Unless you’ve been residing in a cave above the Dix River sans cell phone, Wi-Fi and satellite uplink or without UPS, FedEx and U.S. Postal Service delivery, you have probably heard that Cabela’s, the Sidney, Neb.-based giant outdoor retailer, has opened its newest store about a stone’s throw from the I-265 and I-71 interchange in Louisville.
The 88,000-square-foot facility—the first Cabela’s in Kentucky—opened in April amid much pomp, ceremony and large crowds.
The store likely will become a magnet for folks who harbor interests in fishing, hunting, shooting, hiking, off roading, camping, cooking, backpacking, canoeing, kayaking, geocaching, bird watching, archery, fly tying … just about anything, really, that legally can be done recreating outdoors.
Nearly all sportsmen are gear heads, and Cabela’s has become a multi-point source (mail order, online and brick-and-mortar retail) to help ease our seemingly insatiable addiction to outdoor tools, toys and other stuff. The company is, by self-definition and registered trademark, “The World’s Foremost Outfitter.” Many friends and colleagues have the company’s telephone order number on speed dial and the Web address bookmarked. And they are not alone.
A couple of weeks prior to the store’s grand opening, local media were invited for a close look at the green-roofed facility, which is located in Old Brownsboro Crossing at 5100 Norton Healthcare Blvd.
The place was all but complete, with finishing touches only awaiting the boat showroom. Company executives and a few newly hired workers (the store will employ 200 full-time, part-time and seasonal workers, according to manager Bob Johnson) were on hand. Many were dressed in field apparel to set the mood and answer questions, including one gentleman in full turkey-hunting camouflage and set-up (with ground blind and decoy) and another in complete fly-fishing regalia (including chest waders).
It was an impressive display, especially the gun room, which included a 1850s-era Colt Dragoon and other vintage firearms—all of which were for sale. I strolled up and down aisles flanked by shelves piled with decoys and calls, caps and boots, rods and reels, ATVs and outboards, and a thousand other items—aisles that soon would be clogged with customers.
Later that afternoon I stopped by a local specialty sporting goods store, where the owner agreed to talk only on promise that his name wouldn’t be mentioned.
“Because I think I know what you want to talk about.”

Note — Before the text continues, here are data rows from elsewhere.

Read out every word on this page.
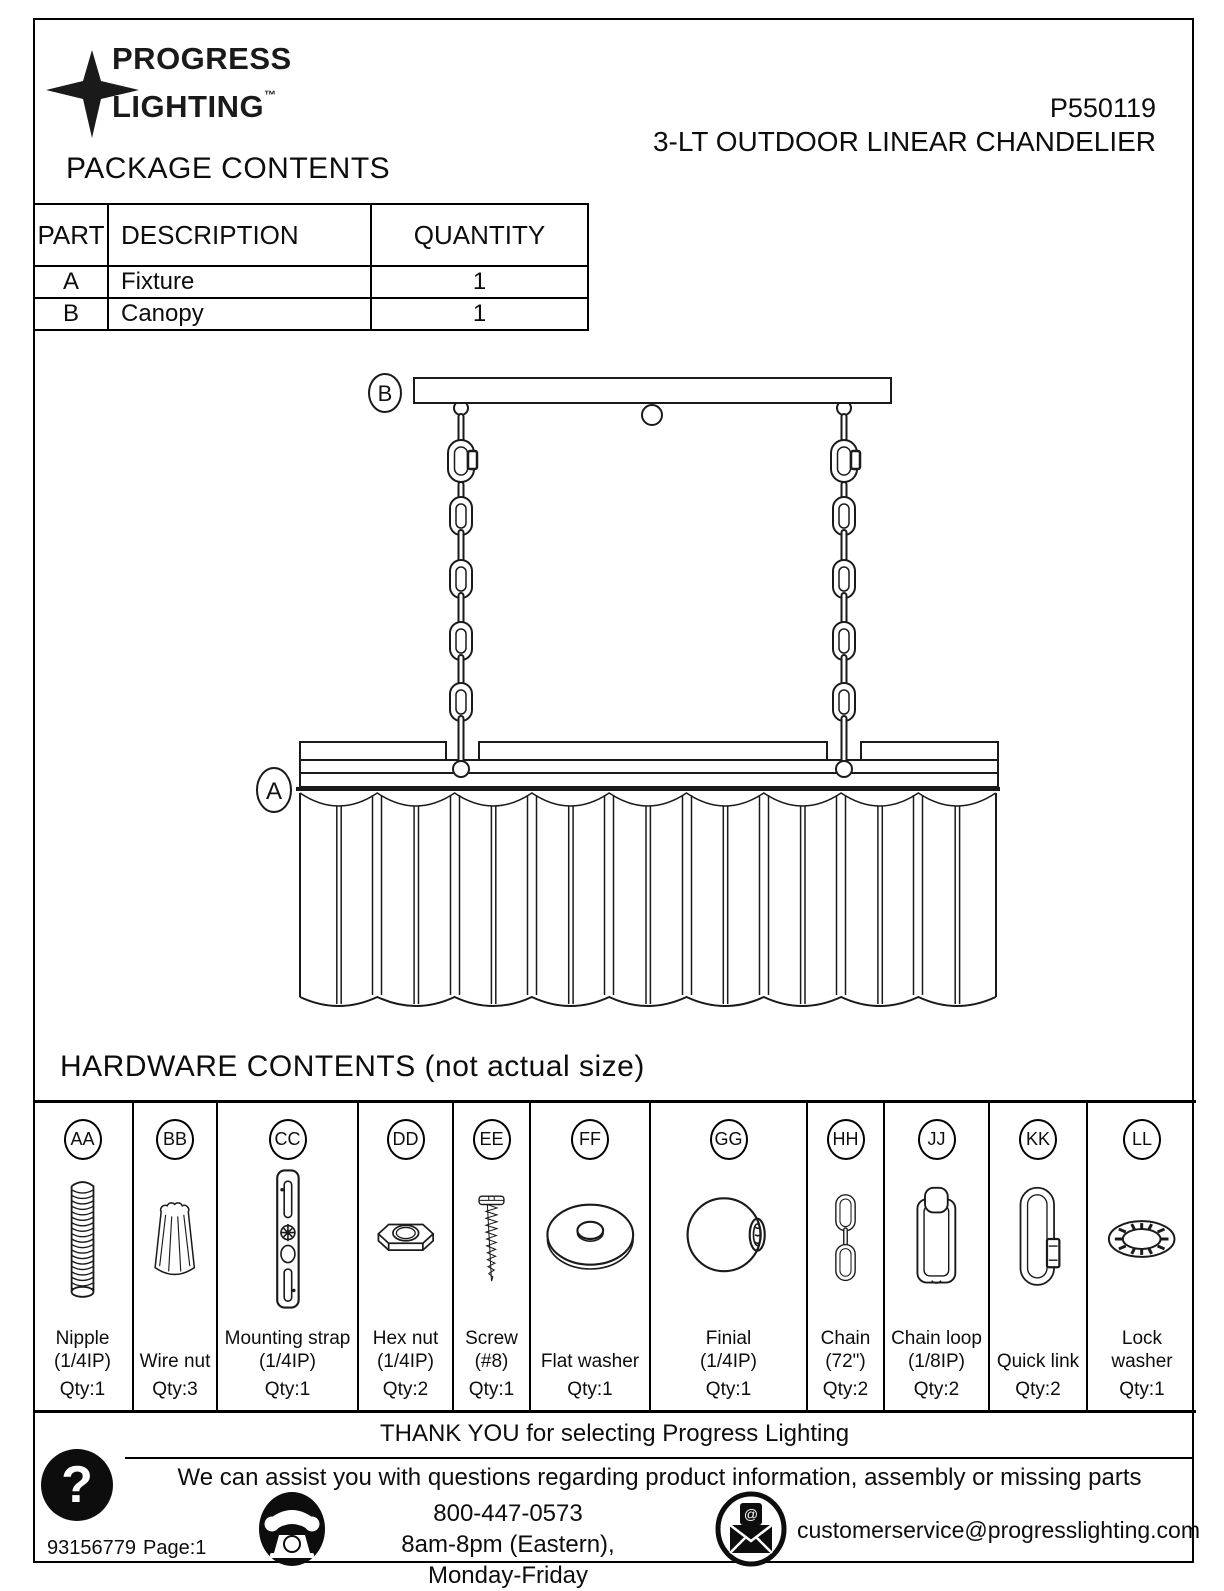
PROGRESS
LIGHTING™	P550119
3-LT OUTDOOR LINEAR CHANDELIER
PACKAGE CONTENTS
PART	DESCRIPTION	QUANTITY
A	Fixture	1
B	Canopy	1
B
A
HARDWARE CONTENTS (not actual size)
AA
Nipple
(1/4IP)
Qty:1
BB
Wire nut
Qty:3
CC
Mounting strap
(1/4IP)
Qty:1
DD
Hex nut
(1/4IP)
Qty:2
EE
Screw
(#8)
Qty:1
FF
Flat washer
Qty:1
GG
Finial
(1/4IP)
Qty:1
HH
Chain
(72")
Qty:2
JJ
Chain loop
(1/8IP)
Qty:2
KK
Quick link
Qty:2
LL
Lock washer
Qty:1
?
THANK YOU for selecting Progress Lighting
We can assist you with questions regarding product information, assembly or missing parts
93156779 Page:1
800-447-0573
8am-8pm (Eastern), Monday-Friday
@
customerservice@progresslighting.com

Cabela’s history and strength are rooted as a catalog and, since 1991, an Internet company. It all started in 1961 at Dick Cabela’s kitchen table. The young Nebraskan recently had purchased a few outdoor supplies while attending a furniture show with his father in Chicago. He placed an advertisement in a Wyoming newspaper offering a dozen hand-tied flies for $1 and was rewarded with one response. “The World’s Foremost Outfitter” could have ended there. But Dick Cabela retooled his sales strategy with a foreshadowing of simple business genius. This time, he placed a small ad in a couple of national outdoor magazines for a free introductory offer of five fishing flies plus 25 cents for postage and handling. Orders began to flood in for this seemingly too-good-to-be-true offer. The flies were returned as promised along with a four-page mimeographed catalog offering outdoor gear by mail order.
Two years later, Dick persuaded his younger brother, Jim, to join the business. A few years after that, in desperate need of more room for their growing business, they moved to Sidney, Neb., and into a 50,000-square-foot abandoned John Deere building.
Today, Cabela’s enjoys international brand recognition and a large business footprint. The first retail store outside the Sidney headquarters opened in 1987. The Louisville store is its 44th. Ten more are planned to open in 2013 and 2014. In the wake of this business tidal wave, local competitors are sometimes swamped. When Cabela’s comes to town, the outdoor business dynamic shifts—sometimes slightly, occasionally wildly, but always some.
“Yeah, it’s probably going to have some effect on my business,” the local owner said. “Especially at first. But our customers are pretty loyal, and we do some specialized service things [Cabela’s] won’t be able to do. I’m not worried. We’re going to be fine.”
He probably will be fine. After all, Cabela’s started at the kitchen table, too.